Von Anfang an haben Menschen, vielleicht auch schon Tiere, über die Gründe nachgedacht,
warum ein bestimmtes Geschehen in der sie umgebenden Welt eintritt. Wenn man den Grund
kannte, war man oft in der Lage, das Geschehen zu seinen Gunsten zu beeinflussen. Die Menschen
lernten, kausale Zusammenhänge zu erkennen: Immer wenn eine bestimmte Voraussetzung
(Prämisse) erfüllt war, dann hatte dies eine vorhersagbare Konsequenz (Konklusion). Die
Voraussetzungen ihrerseits haben Voraussetzungen und es ist möglich, solche Kausalketten zurückzuverfolgen
bis …, ja, bis an ihrem Anfang eine Person steht. (Ich benutze hier das Wort
„Person“ in seinem heute gängigen und nicht im etymologischen Sinn.) Eine Person stößt den
kausalen Prozess an, weil sie es will, weil sie das Ergebnis des Prozesses erzielen will. Es ist völlig
selbstverständlich, dass in diesem Sinn auch Tiere als Personen angesehen werden müssen. So
steht am Anfang aller kausalen Gründe immer ein teleologischer Grund. Etwas geschieht, damit
ein gewünschtes Ergebnis eintritt. Etwas geschieht, weil jemand es gewollt hat, oder weil der
Gang der Ereignisse schließlich doch anders verlief als ursprünglich beabsichtigt.
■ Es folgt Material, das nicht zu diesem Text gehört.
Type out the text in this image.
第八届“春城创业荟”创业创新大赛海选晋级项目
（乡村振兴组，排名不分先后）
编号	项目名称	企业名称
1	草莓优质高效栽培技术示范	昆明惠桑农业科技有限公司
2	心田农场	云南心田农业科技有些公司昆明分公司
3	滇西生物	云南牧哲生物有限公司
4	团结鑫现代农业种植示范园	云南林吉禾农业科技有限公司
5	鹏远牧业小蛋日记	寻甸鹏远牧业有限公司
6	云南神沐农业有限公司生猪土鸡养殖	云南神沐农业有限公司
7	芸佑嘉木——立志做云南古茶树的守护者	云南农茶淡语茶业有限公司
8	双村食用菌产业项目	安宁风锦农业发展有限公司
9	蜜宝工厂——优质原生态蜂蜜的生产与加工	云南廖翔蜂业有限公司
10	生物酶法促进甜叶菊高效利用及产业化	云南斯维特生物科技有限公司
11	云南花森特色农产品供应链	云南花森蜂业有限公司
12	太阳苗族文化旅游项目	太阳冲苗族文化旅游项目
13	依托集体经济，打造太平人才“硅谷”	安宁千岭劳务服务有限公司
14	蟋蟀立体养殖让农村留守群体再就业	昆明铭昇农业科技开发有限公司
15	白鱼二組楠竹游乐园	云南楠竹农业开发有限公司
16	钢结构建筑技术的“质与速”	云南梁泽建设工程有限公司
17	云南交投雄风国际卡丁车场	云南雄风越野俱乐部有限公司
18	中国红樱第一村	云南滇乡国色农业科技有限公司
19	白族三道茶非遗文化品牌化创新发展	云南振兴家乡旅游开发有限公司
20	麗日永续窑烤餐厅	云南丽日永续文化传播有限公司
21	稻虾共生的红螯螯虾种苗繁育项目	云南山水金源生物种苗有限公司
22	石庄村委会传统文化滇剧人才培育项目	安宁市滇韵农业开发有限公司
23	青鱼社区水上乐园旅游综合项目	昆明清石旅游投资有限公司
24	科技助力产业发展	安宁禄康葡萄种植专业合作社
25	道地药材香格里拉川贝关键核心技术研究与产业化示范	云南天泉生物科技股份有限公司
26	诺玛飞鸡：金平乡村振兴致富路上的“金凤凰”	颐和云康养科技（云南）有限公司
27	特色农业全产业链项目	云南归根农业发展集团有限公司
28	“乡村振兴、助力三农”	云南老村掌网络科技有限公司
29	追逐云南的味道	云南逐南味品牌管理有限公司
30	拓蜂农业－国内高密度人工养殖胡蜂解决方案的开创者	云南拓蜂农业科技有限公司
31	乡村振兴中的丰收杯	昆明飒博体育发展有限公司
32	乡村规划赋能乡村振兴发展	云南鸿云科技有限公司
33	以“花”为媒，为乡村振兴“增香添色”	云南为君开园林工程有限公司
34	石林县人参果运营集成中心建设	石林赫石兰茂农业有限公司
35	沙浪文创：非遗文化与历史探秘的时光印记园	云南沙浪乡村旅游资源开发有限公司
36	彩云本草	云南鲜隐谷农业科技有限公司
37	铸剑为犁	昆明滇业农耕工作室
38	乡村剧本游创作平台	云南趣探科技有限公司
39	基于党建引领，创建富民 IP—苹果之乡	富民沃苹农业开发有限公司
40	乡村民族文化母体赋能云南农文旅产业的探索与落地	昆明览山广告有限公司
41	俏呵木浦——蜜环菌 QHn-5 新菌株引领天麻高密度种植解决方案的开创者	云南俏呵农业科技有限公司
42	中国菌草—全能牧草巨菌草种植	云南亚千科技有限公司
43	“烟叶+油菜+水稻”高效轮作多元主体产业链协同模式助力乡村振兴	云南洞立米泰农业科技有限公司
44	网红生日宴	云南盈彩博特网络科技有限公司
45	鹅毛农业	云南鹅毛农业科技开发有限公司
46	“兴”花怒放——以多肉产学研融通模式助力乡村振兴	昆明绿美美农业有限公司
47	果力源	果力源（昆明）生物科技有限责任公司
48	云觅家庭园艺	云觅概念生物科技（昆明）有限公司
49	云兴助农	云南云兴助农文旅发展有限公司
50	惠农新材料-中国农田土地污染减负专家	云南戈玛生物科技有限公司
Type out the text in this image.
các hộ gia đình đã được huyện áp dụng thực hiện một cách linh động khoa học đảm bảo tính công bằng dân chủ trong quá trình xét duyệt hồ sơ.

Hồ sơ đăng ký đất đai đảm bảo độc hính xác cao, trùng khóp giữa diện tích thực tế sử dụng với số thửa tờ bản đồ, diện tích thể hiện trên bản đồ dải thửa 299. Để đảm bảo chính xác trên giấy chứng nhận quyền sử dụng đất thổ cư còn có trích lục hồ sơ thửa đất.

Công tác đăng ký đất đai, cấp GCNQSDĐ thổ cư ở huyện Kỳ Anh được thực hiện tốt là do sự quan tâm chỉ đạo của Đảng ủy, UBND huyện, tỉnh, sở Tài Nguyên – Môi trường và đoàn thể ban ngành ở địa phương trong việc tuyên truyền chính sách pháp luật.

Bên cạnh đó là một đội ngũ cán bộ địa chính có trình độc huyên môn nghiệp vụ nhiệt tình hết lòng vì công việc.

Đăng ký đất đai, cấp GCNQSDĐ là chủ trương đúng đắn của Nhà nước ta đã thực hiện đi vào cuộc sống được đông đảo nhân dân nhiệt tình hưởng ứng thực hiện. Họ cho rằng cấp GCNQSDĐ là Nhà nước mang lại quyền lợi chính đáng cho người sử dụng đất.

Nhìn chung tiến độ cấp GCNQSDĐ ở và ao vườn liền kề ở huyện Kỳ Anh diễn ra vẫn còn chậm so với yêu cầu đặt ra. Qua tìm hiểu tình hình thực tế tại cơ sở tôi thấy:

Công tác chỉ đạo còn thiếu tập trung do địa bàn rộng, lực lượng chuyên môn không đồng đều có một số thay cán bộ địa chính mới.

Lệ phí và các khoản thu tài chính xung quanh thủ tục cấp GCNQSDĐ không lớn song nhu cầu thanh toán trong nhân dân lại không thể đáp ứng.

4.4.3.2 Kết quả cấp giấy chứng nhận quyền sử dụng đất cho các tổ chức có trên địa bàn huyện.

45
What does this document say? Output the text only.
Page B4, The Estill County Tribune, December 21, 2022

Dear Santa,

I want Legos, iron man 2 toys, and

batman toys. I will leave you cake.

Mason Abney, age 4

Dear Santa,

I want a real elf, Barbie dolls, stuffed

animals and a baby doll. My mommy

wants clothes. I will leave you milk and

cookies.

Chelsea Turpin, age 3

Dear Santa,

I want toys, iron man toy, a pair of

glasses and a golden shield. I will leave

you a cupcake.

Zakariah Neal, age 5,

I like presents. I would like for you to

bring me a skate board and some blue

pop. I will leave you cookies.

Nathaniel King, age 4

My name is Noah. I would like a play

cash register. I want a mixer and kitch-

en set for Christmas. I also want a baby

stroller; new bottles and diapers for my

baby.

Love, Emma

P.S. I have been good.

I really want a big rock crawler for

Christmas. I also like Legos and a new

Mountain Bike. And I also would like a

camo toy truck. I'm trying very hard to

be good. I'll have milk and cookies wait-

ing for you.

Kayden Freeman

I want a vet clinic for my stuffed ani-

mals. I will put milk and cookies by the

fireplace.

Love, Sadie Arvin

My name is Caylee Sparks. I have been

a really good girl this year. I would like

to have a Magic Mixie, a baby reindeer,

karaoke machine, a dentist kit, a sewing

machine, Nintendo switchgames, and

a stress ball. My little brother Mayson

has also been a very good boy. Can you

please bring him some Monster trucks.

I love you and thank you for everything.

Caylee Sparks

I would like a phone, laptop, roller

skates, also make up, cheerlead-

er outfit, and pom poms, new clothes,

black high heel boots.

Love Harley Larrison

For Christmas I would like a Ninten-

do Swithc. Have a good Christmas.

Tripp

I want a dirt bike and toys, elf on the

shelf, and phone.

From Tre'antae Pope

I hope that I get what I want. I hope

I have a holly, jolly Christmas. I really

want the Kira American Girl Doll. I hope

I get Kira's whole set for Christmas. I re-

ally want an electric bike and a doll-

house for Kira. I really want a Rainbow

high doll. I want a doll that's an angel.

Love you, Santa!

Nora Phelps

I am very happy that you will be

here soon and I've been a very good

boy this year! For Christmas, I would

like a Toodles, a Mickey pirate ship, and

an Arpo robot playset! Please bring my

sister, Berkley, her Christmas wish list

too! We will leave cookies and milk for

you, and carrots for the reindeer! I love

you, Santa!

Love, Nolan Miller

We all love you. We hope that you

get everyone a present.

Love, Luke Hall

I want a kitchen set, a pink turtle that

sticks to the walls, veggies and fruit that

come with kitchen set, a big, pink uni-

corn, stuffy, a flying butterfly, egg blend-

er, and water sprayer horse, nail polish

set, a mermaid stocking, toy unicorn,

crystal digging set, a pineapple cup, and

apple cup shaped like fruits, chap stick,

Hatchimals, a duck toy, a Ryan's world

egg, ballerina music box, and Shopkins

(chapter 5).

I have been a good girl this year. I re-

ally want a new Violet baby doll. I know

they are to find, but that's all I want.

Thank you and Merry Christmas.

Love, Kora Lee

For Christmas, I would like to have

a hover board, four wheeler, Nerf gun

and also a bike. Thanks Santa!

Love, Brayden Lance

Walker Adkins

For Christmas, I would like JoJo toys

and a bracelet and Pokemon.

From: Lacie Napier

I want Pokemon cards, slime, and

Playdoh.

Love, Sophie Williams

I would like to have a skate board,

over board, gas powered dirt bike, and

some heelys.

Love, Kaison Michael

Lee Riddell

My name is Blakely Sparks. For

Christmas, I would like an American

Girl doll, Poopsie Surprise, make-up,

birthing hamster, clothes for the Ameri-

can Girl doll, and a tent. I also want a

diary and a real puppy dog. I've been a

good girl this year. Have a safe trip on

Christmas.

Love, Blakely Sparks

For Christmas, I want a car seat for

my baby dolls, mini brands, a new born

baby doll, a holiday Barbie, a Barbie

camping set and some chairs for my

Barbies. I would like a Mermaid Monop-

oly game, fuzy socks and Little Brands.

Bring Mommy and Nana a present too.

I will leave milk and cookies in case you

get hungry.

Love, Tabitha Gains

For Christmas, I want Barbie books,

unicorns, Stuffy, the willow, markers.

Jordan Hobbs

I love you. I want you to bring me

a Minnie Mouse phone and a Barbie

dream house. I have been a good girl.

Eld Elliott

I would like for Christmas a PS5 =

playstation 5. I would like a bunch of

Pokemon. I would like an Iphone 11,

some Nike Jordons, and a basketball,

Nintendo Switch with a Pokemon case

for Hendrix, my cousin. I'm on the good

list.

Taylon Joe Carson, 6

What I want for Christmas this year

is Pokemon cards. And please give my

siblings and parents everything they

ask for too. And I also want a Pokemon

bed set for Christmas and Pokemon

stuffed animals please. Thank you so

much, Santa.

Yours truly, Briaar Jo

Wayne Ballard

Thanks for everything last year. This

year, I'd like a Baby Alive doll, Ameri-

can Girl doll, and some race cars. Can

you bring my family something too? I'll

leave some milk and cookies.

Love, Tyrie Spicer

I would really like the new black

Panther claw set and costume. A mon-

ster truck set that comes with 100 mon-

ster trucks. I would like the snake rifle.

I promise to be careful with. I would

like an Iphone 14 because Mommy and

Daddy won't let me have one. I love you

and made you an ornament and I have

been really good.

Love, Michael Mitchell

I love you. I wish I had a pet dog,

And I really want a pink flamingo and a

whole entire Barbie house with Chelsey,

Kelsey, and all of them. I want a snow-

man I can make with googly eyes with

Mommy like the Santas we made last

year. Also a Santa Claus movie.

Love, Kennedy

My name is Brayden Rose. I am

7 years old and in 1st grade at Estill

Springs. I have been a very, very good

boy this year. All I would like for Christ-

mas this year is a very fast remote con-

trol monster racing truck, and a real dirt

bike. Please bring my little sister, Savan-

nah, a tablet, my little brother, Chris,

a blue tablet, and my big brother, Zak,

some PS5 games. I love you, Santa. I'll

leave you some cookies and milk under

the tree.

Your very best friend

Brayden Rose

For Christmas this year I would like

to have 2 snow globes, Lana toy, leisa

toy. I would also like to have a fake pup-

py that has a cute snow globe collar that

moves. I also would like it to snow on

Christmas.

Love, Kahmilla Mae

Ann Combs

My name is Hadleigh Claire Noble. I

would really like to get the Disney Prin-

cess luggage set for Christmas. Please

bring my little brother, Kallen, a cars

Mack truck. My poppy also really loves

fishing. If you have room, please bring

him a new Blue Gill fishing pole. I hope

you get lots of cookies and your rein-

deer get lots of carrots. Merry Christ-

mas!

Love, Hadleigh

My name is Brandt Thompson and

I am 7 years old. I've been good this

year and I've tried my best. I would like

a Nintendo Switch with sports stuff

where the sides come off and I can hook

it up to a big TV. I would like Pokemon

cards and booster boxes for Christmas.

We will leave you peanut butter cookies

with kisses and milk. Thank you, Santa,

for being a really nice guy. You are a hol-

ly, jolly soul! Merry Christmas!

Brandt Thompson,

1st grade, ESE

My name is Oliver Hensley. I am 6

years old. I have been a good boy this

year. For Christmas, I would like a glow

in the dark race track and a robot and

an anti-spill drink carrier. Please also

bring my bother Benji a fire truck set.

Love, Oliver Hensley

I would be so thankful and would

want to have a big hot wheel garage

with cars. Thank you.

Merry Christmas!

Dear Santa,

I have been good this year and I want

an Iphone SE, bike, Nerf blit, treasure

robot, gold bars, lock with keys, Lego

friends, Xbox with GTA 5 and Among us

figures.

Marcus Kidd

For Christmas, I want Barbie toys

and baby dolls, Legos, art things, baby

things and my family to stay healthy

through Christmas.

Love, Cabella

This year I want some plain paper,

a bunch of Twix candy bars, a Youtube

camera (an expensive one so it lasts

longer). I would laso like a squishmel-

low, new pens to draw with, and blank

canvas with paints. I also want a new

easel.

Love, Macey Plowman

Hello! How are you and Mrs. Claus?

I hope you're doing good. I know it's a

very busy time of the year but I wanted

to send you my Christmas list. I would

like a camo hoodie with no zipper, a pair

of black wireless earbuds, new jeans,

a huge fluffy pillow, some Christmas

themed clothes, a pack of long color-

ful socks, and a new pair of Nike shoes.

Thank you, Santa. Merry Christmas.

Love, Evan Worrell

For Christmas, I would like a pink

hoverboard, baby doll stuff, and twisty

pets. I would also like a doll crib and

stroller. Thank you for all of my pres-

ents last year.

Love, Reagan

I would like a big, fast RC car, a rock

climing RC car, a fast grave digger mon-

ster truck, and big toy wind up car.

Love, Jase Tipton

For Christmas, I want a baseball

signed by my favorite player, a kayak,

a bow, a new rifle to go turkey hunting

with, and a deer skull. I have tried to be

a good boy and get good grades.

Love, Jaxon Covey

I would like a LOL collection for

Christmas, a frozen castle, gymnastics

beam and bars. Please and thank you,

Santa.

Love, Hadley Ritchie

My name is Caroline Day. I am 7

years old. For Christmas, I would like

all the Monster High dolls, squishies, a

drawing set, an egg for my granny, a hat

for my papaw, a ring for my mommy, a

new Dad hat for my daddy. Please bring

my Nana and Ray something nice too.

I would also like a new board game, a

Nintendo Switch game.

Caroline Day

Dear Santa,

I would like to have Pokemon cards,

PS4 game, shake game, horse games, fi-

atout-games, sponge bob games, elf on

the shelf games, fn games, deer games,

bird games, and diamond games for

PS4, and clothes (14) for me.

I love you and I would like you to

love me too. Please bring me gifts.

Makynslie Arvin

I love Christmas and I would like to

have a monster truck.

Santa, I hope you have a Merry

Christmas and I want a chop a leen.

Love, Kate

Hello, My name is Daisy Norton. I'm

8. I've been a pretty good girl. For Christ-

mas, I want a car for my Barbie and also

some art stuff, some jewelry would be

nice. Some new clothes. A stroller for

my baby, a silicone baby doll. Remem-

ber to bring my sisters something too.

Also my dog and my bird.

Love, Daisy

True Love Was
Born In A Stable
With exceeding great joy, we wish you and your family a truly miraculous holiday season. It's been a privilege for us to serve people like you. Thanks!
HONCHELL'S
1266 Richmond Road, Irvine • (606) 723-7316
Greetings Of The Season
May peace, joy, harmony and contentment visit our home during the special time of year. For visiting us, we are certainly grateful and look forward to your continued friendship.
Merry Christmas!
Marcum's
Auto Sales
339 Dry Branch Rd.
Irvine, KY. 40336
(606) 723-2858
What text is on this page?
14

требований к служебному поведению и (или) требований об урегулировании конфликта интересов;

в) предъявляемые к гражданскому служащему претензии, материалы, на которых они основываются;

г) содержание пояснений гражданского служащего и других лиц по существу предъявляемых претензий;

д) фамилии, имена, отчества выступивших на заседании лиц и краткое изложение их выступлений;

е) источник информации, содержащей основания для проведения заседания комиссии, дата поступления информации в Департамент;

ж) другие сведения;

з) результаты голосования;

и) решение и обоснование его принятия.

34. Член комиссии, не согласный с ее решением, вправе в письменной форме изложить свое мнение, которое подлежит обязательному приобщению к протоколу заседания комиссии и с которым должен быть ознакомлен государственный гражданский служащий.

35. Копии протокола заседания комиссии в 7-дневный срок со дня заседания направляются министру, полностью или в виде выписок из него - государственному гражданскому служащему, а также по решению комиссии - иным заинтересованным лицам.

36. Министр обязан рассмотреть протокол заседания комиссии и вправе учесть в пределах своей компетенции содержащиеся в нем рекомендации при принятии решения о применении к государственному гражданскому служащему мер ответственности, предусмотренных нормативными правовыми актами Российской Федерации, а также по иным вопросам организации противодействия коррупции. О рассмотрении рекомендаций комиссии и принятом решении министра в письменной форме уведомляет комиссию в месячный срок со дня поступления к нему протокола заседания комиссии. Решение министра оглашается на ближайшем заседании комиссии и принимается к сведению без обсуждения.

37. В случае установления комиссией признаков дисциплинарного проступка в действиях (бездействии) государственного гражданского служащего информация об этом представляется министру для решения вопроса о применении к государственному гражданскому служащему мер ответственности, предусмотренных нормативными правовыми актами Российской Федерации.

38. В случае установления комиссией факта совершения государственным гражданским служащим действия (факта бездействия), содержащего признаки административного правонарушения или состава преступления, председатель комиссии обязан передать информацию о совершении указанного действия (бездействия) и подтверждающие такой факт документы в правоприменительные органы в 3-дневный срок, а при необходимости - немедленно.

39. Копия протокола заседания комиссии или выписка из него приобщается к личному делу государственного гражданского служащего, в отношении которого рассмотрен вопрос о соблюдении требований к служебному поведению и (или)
Was aber war mit jenen Ereignissen, die nicht von sichtbaren Personen veranlasst wurden, insbesondere
Naturereignissen wie Quellen, Regen, Winde, Meereswogen? Man schrieb ihr Geschehen
konsequenter Weise unsichtbaren Personen zu: Verstorbenen, Naturgeistern, Göttern.

Wer auf das von ihnen initiierte Geschehen Einfluss nehmen wollte, musste diese Personen
günstig stimmen. Es lag also nahe, sich ihnen gegenüber zu verhalten, als wären es andere Menschen,
von denen man etwas wollte. Sie zu versorgen mit Speis und Trank, mit ihnen, die ja die
Macht hatten, Geschehnisse zu veranlassen, die Sterbliche nicht bewirken konnten, zu verkehren
wie mit Stammesoberhäuptern oder Königen. Man musste ihnen huldigen.

Religionen, rituelle Systeme im Umgang mit den „übernatürlichen“ Personen, wurden entwickelt.
Religiöse Führer etablierten sich, die den Ritus institutionalisierten. Die Herrschenden begannen
die Macht der Geister und Götter in ihren Dienst zu stellen. Fallweise wandten sich Religionsführer
eifersüchtig gegen einen weltlichen Herrscher, meist aber etablierten sie sich kooperativ in
seinem Dienst.

Wir kennen die Geschichte, wie Stämme und Völker ihre jeweiligen obersten Gottheiten etablierten,
wie sich aus einem Hirtengott und dem ägyptischen Sonnengott der Gott Israels bildete, wie
dieses Volk Zuversicht daraus schöpfte, den eigenen Gott zum mächtigsten und schließlich zum
einzig wirklichen zu erklären. In der Zeit als die Juden nach Babylon verschleppt waren, schufen
ihre Priester aus den Überlieferungen und Mythen ein möglichst konsistentes Bild vom Gott Abrahams,
Isaaks und Jakobs, und eine Geschichte Israels mit diesem Gott als Kern, zum Zweck
des Nation Building, um eine Neugründung des jüdischen Staates herbeizuführen.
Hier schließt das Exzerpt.